Abstract
This study measured the effectiveness of various instructional approaches on the reading outcomes of 198 adults who read single words at the 3.0 through 5.9 grade equivalency levels. The students were randomly assigned to one of the following interventions: Decoding and Fluency; Decoding, Comprehension, and Fluency; Decoding, Comprehension, Fluency, and Extensive Reading; Extensive Reading; and a Control/Comparison approach. The Control/Comparison approach employed a curriculum common to community-based adult literacy programs, and the Extensive Reading approach focused on wide exposure to literature.
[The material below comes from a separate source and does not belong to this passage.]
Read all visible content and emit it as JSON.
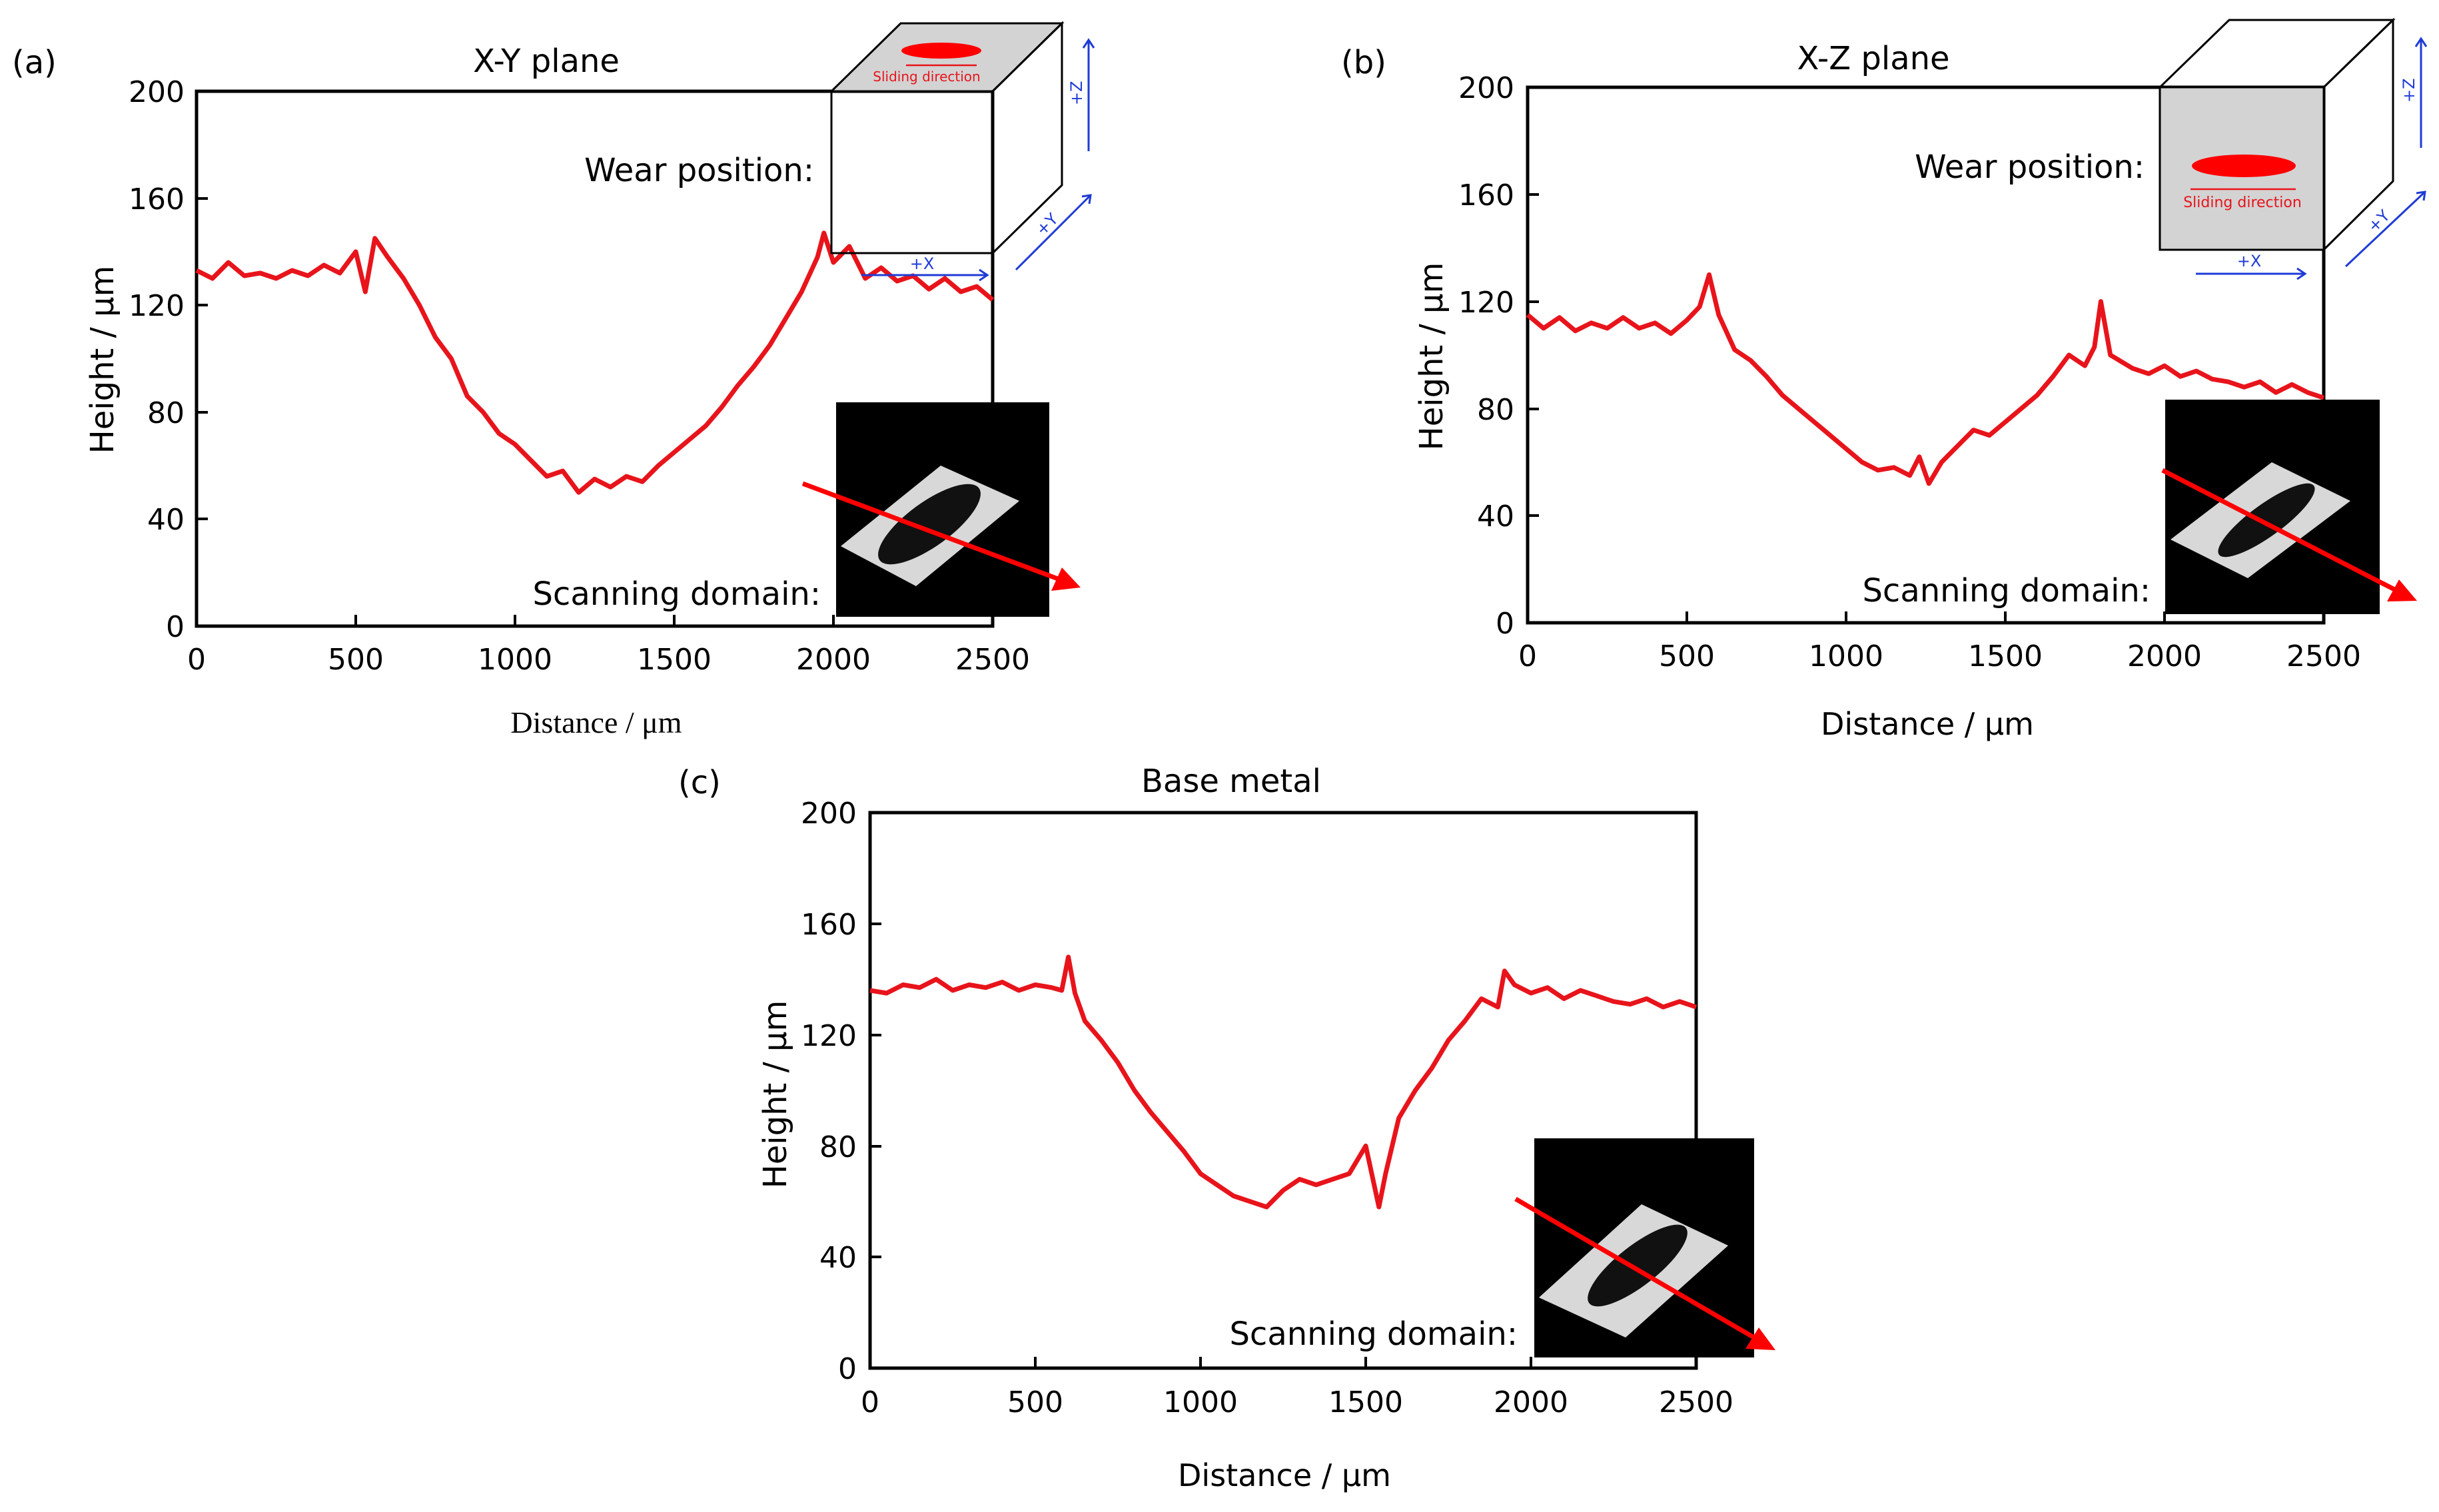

The Fluency component was a guided repeated oral reading approach, and the Decoding/Comprehension components were SRA/McGraw-Hill Direct Instruction Corrective Reading Programs. Results indicated continued weaknesses in and poor integration of participants’ skills. Although students made significant gains independent of reading instruction group, all improvements were associated with small effect sizes. When reading instruction group was considered, only one significant finding was detected, with the Comparison/Control group, the Decoding and Fluency group, and the Decoding, Comprehension, Extensive Reading, and Fluency group showing stronger word attack outcomes than the Extensive Reading group.
ACKNOWLEDGMENTS
The research in this study was supported by the Eunice Kennedy Shriver National Institute of Child Health and Human Development, the National Institute for Literacy, and the U.S. Department of Education, Office of Vocational and Adult Education—grant # R01 HD43801.
Notes
In addition to the MANCOVA analyses, three-level HLM analyses were conducted for each of the four subtests of the WJ; participant scores nested in time, nested in instructional group, nested in reading instruction approach. No significant (p < .05) Level-3 predictors were found.